The µ-PL measurements were conducted at room temperature, using a commercial confocal Horiba micro-Raman microscope with a ×100 objective and a 532 nm laser excitation. The laser beam was focused onto a small spot having a diameter of ~1 μm on the sample and its incident power was about 5 μW. All measurements are acquired with a 532 nm laser excitation at room temperature.
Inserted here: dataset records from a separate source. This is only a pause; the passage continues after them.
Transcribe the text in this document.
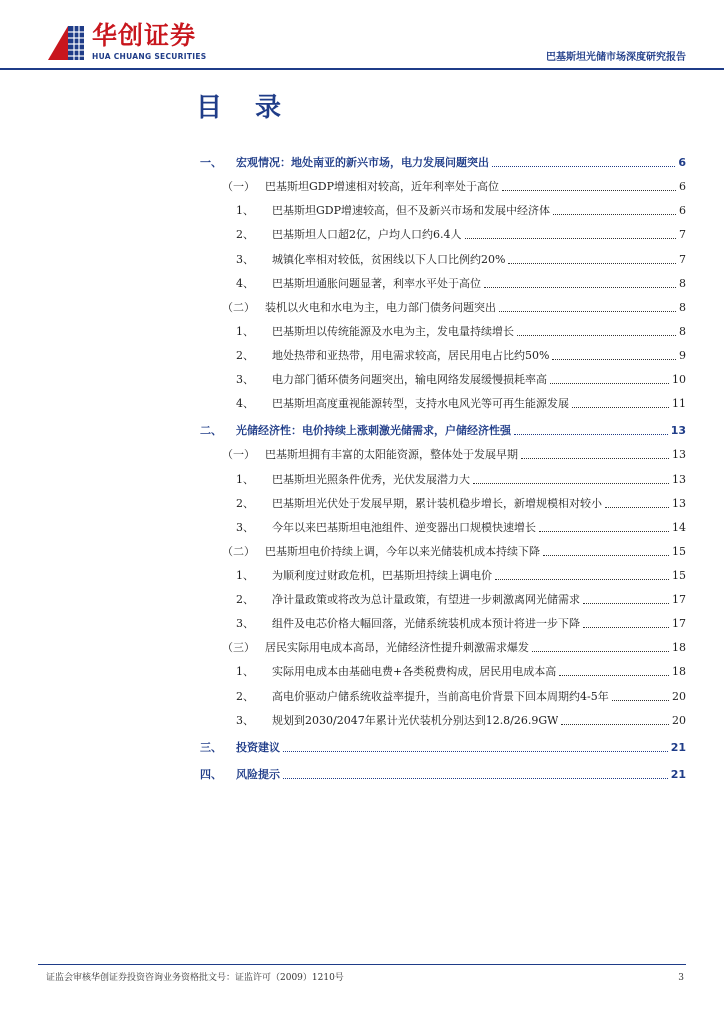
华创证券
HUA CHUANG SECURITIES	巴基斯坦光储市场深度研究报告
目 录
一、 宏观情况：地处南亚的新兴市场，电力发展问题突出	6
（一） 巴基斯坦GDP增速相对较高，近年利率处于高位	6
1、 巴基斯坦GDP增速较高，但不及新兴市场和发展中经济体	6
2、 巴基斯坦人口超2亿，户均人口约6.4人	7
3、 城镇化率相对较低，贫困线以下人口比例约20%	7
4、 巴基斯坦通胀问题显著，利率水平处于高位	8
（二） 装机以火电和水电为主，电力部门债务问题突出	8
1、 巴基斯坦以传统能源及水电为主，发电量持续增长	8
2、 地处热带和亚热带，用电需求较高，居民用电占比约50%	9
3、 电力部门循环债务问题突出，输电网络发展缓慢损耗率高	10
4、 巴基斯坦高度重视能源转型，支持水电风光等可再生能源发展	11
二、 光储经济性：电价持续上涨刺激光储需求，户储经济性强	13
（一） 巴基斯坦拥有丰富的太阳能资源，整体处于发展早期	13
1、 巴基斯坦光照条件优秀，光伏发展潜力大	13
2、 巴基斯坦光伏处于发展早期，累计装机稳步增长，新增规模相对较小	13
3、 今年以来巴基斯坦电池组件、逆变器出口规模快速增长	14
（二） 巴基斯坦电价持续上调，今年以来光储装机成本持续下降	15
1、 为顺利度过财政危机，巴基斯坦持续上调电价	15
2、 净计量政策或将改为总计量政策，有望进一步刺激离网光储需求	17
3、 组件及电芯价格大幅回落，光储系统装机成本预计将进一步下降	17
（三） 居民实际用电成本高昂，光储经济性提升刺激需求爆发	18
1、 实际用电成本由基础电费+各类税费构成，居民用电成本高	18
2、 高电价驱动户储系统收益率提升，当前高电价背景下回本周期约4-5年	20
3、 规划到2030/2047年累计光伏装机分别达到12.8/26.9GW	20
三、 投资建议	21
四、 风险提示	21
证监会审核华创证券投资咨询业务资格批文号：证监许可（2009）1210号	3
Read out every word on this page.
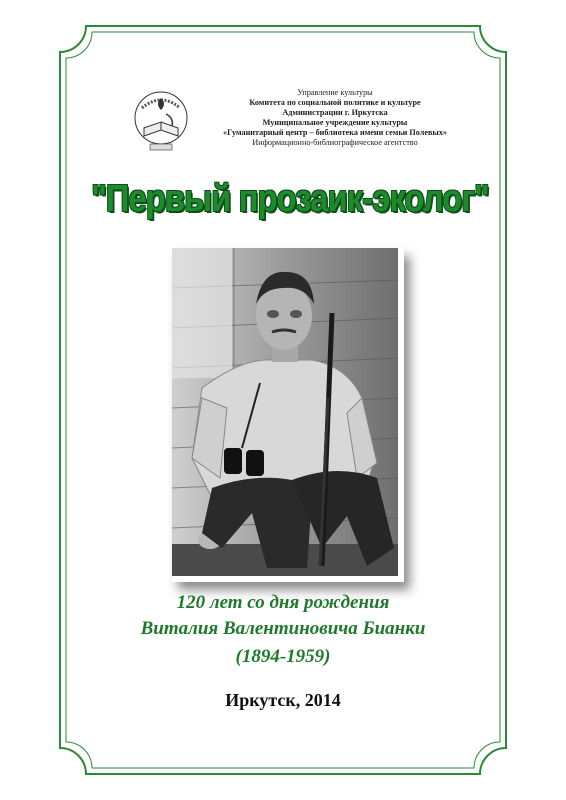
Управление культуры
Комитета по социальной политике и культуре
Администрации г. Иркутска
Муниципальное учреждение культуры
«Гуманитарный центр – библиотека имени семьи Полевых»
Информационно-библиографическое агентство
"Первый прозаик-эколог"
120 лет со дня рождения
Виталия Валентиновича Бианки
(1894-1959)
Иркутск, 2014
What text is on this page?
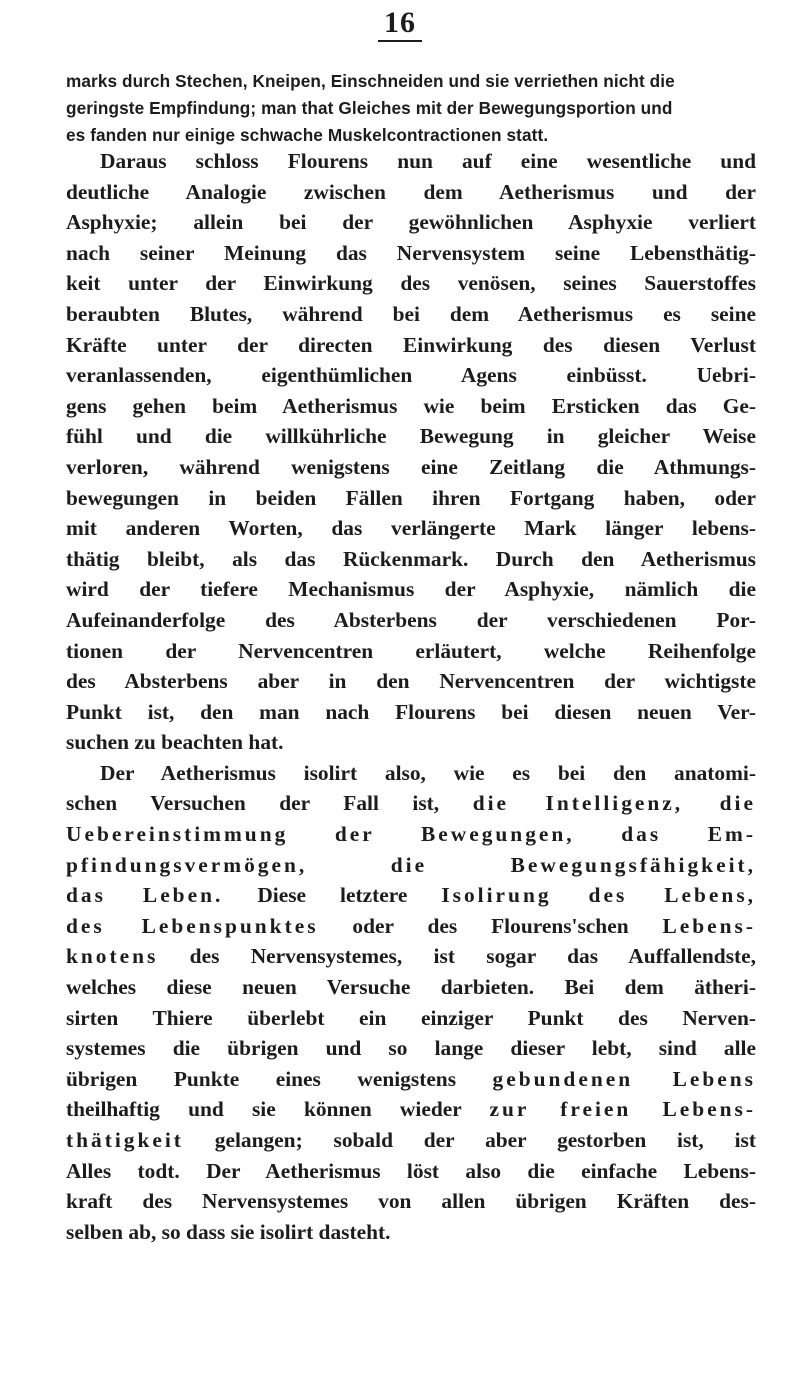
16
marks durch Stechen, Kneipen, Einschneiden und sie verriethen nicht die
geringste Empfindung; man that Gleiches mit der Bewegungsportion und
es fanden nur einige schwache Muskelcontractionen statt.
Daraus schloss Flourens nun auf eine wesentliche und
deutliche Analogie zwischen dem Aetherismus und der
Asphyxie; allein bei der gewöhnlichen Asphyxie verliert
nach seiner Meinung das Nervensystem seine Lebensthätig-
keit unter der Einwirkung des venösen, seines Sauerstoffes
beraubten Blutes, während bei dem Aetherismus es seine
Kräfte unter der directen Einwirkung des diesen Verlust
veranlassenden, eigenthümlichen Agens einbüsst. Uebri-
gens gehen beim Aetherismus wie beim Ersticken das Ge-
fühl und die willkührliche Bewegung in gleicher Weise
verloren, während wenigstens eine Zeitlang die Athmungs-
bewegungen in beiden Fällen ihren Fortgang haben, oder
mit anderen Worten, das verlängerte Mark länger lebens-
thätig bleibt, als das Rückenmark. Durch den Aetherismus
wird der tiefere Mechanismus der Asphyxie, nämlich die
Aufeinanderfolge des Absterbens der verschiedenen Por-
tionen der Nervencentren erläutert, welche Reihenfolge
des Absterbens aber in den Nervencentren der wichtigste
Punkt ist, den man nach Flourens bei diesen neuen Ver-
suchen zu beachten hat.
Der Aetherismus isolirt also, wie es bei den anatomi-
schen Versuchen der Fall ist, die Intelligenz, die
Uebereinstimmung der Bewegungen, das Em-
pfindungsvermögen, die Bewegungsfähigkeit,
das Leben. Diese letztere Isolirung des Lebens,
des Lebenspunktes oder des Flourens'schen Lebens-
knotens des Nervensystemes, ist sogar das Auffallendste,
welches diese neuen Versuche darbieten. Bei dem ätheri-
sirten Thiere überlebt ein einziger Punkt des Nerven-
systemes die übrigen und so lange dieser lebt, sind alle
übrigen Punkte eines wenigstens gebundenen Lebens
theilhaftig und sie können wieder zur freien Lebens-
thätigkeit gelangen; sobald der aber gestorben ist, ist
Alles todt. Der Aetherismus löst also die einfache Lebens-
kraft des Nervensystemes von allen übrigen Kräften des-
selben ab, so dass sie isolirt dasteht.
Band structure of few layers WS2(1−x)Se2x

The ARPES measurements were conducted at the ANTARES beamline of Synchrotron SOLEIL (Saint-Aubin, France). We used linearly horizontal polarized photons of 100 eV and a hemispherical electron analyzer with vertically confining entrance slit to allow band mapping. The total angle and energy resolutions were 0.25° and 10 meV. All nano-XPS/ARPES experiments were done at low temperature (70 K).

Theoretical calculations

We performed plane-wave density functional theory (DFT) simulations by means of the QUANTUM ESPRESSO code48. To include the spin–orbit interaction, we realized noncollinear calculations with the adoption of fully relativistic norm-conserving pseudopotentials. In order to attain a better estimation of the band gap, we adopted the HSE hybrid functional49 to approximate the exchange-correlation term. The self-consistent solution was obtained by using a 15 × 15 × 1 Monkhorst–Pack k-points grid centered around the Γ point and a cutoff energy of 50 Ry. In layered materials, the van der Waals forces were accounted by means of the semiempirical Grimme DFT-D3 correction50. A vacuum space of 24 Å in the z direction was assumed in the unit cell to suppress the interaction between two adjacent sheets in the periodic arrangement. The cell parameters and atomic coordinates were fully relaxed by using a convergence threshold for forces and energy of 10−3 and 10−4 (a.u.), respectively. The WSSe was simulated within the virtual crystal approximation (VCA), where at each chalcogen position we located a virtual atom whose pseudopotential is given by a linear interpolation of the pseudopotentials for S and Se. Such a mean-field approximation is expected to provide the correct trends of the band-structure evolution of samples with sufficiently large surfaces.